Project/Area Number |
22KJ2291
|
Project/Area Number (Other) |
22J14202 (2022)
|
Research Category |
Grant-in-Aid for JSPS Fellows
|
Allocation Type | Multi-year Fund (2023) Single-year Grants (2022) |
Section | 国内 |
Review Section |
Basic Section 61050:Intelligent robotics-related
|
Research Institution | Nara Institute of Science and Technology |
Principal Investigator |
Kuo ChengーYu 奈良先端科学技術大学院大学, 先端科学技術研究科, 特別研究員(DC2)
|
Project Period (FY) |
2023-03-08 – 2024-03-31
|
Project Status |
Completed (Fiscal Year 2023)
|
Budget Amount *help |
¥1,700,000 (Direct Cost: ¥1,700,000)
Fiscal Year 2023: ¥800,000 (Direct Cost: ¥800,000)

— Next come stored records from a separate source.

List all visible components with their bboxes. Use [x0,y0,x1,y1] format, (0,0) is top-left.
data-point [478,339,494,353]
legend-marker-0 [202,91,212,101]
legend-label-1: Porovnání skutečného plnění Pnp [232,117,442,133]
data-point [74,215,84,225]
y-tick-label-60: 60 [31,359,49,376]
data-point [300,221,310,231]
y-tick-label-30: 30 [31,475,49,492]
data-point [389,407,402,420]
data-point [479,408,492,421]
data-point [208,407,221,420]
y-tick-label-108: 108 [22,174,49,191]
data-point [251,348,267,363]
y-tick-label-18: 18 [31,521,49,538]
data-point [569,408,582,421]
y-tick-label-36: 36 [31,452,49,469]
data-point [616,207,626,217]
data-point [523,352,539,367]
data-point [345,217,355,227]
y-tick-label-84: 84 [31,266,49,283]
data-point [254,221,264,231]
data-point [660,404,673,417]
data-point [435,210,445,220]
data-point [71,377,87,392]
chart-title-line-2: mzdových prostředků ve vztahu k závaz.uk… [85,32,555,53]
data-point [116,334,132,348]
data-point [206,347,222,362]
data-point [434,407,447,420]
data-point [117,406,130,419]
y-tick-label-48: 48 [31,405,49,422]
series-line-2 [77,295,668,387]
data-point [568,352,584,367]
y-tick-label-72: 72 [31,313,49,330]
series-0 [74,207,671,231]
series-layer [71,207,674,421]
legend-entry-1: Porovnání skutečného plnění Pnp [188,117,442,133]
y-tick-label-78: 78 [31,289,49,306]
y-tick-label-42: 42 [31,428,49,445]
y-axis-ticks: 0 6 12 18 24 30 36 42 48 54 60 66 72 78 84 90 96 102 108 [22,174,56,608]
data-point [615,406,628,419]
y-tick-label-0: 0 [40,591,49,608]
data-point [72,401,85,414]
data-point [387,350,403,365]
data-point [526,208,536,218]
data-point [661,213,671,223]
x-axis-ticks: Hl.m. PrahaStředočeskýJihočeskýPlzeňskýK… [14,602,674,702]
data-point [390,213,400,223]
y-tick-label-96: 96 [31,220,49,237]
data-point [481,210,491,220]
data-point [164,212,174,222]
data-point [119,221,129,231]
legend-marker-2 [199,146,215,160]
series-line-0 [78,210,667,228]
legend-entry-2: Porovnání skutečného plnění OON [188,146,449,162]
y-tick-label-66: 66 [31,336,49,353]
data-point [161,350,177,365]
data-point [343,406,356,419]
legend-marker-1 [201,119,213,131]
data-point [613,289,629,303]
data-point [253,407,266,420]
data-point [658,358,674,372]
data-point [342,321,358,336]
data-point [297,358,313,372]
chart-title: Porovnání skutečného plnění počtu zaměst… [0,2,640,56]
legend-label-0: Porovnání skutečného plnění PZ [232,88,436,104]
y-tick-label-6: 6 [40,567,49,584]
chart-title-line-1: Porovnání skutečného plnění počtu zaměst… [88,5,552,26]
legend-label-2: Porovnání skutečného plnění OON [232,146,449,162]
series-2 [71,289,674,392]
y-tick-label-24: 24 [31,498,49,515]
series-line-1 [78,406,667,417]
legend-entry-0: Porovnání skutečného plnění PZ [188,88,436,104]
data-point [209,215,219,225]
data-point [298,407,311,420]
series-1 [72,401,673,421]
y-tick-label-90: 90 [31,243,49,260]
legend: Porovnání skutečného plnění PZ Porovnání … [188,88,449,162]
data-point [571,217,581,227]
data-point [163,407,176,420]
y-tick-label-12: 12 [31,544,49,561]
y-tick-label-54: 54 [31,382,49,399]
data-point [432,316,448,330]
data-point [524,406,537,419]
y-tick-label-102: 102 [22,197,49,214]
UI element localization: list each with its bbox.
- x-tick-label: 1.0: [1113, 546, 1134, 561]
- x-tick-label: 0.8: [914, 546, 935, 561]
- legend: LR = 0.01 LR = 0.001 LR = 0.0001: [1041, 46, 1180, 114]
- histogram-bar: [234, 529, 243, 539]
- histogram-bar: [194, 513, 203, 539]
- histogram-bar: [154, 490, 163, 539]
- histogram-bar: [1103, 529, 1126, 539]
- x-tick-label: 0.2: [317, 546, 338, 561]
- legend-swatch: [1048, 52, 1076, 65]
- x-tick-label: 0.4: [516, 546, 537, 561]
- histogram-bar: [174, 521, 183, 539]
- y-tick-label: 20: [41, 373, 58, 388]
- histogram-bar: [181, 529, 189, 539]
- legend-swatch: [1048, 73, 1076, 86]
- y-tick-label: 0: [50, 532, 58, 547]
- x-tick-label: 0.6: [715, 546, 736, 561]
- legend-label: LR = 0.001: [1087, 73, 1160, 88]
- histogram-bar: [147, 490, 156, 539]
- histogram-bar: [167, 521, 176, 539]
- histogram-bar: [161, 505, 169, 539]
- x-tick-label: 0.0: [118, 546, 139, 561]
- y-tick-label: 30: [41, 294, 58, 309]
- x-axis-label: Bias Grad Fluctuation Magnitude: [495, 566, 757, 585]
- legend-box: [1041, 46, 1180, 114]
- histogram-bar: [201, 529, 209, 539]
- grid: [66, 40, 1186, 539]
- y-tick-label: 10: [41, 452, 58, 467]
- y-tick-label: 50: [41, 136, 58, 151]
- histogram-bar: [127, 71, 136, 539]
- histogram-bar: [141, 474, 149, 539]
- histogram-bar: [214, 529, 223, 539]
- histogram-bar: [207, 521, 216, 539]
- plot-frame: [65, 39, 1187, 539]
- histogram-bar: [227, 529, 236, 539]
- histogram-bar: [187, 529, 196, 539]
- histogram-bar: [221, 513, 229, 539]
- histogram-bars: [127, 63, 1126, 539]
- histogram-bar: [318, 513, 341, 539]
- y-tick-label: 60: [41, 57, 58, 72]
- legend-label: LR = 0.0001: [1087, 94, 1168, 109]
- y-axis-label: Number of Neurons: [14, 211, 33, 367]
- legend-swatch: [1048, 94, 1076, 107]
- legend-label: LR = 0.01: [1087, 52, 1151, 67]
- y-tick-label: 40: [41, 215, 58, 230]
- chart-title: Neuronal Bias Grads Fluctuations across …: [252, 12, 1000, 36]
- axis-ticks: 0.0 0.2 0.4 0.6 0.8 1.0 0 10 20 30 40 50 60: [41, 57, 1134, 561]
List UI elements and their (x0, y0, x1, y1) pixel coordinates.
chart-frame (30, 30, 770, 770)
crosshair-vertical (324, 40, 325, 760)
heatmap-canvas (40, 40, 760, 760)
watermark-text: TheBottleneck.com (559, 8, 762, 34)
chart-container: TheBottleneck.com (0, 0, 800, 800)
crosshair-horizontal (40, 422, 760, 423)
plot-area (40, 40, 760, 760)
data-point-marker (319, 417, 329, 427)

Fiscal Year 2022: ¥900,000 (Direct Cost: ¥900,000)
|
Keywords | Model-based RL / Compliant robots / Physics Energy / モデルベース強化学習 / 弾性ロボット / 二脚ロボット / 確率手法 |
Outline of Research at the Start |
This research focuses on Model-based Reinforcement Learning (MBRL) for compliant biped locomotion. MBRL is highly sample-efficient and capable of on-site learning, making it a significant advantage over model-free approaches and better-suited for modern biped robots' high complexity.
|
Outline of Annual Research Achievements |
Previously, we have been using Model-based Reinforcement Learning (MBRL) to understand the robot's preserving energy and characterize its interaction (dynamics) with its energy-flowing property based on the law of energy conservation. This year, we have made progress this year by extending our achievements and applying the MBRL approach to teach the robot how to walk on even or uneven terrain at different speeds. To achieve a higher control frequency, we introduced actuators as energy sources into the energy-flowing system to reduce the state's dimensions and achieve higher control frequency. Furthermore, we have used the robot's energy-formulated state and the law of conservation of energy to design a walking trajectory in terms of energy formulation. This ensures both robot dynamics and tasks are formulated in the same representation and a general manner. For verifying our approach's effectiveness, we conducted experiments using a simulated spring-loaded biped robot in a physics simulator. Results show that our approach can generalize across skill conditions, including different terrains and walking speeds. The walking skills are acquired using a compact 9-dimensional energy-formulated state, on-site learning ability, and learning with only a few minutes of samples. Besides developing learning algorithms, we are also creating a hardware robot that meets the requirements for our application. Regarding its progress, we are refining the initial design and plan to build the first prototype soon. With this hardware robot, we can test our approach in real-world scenarios.
|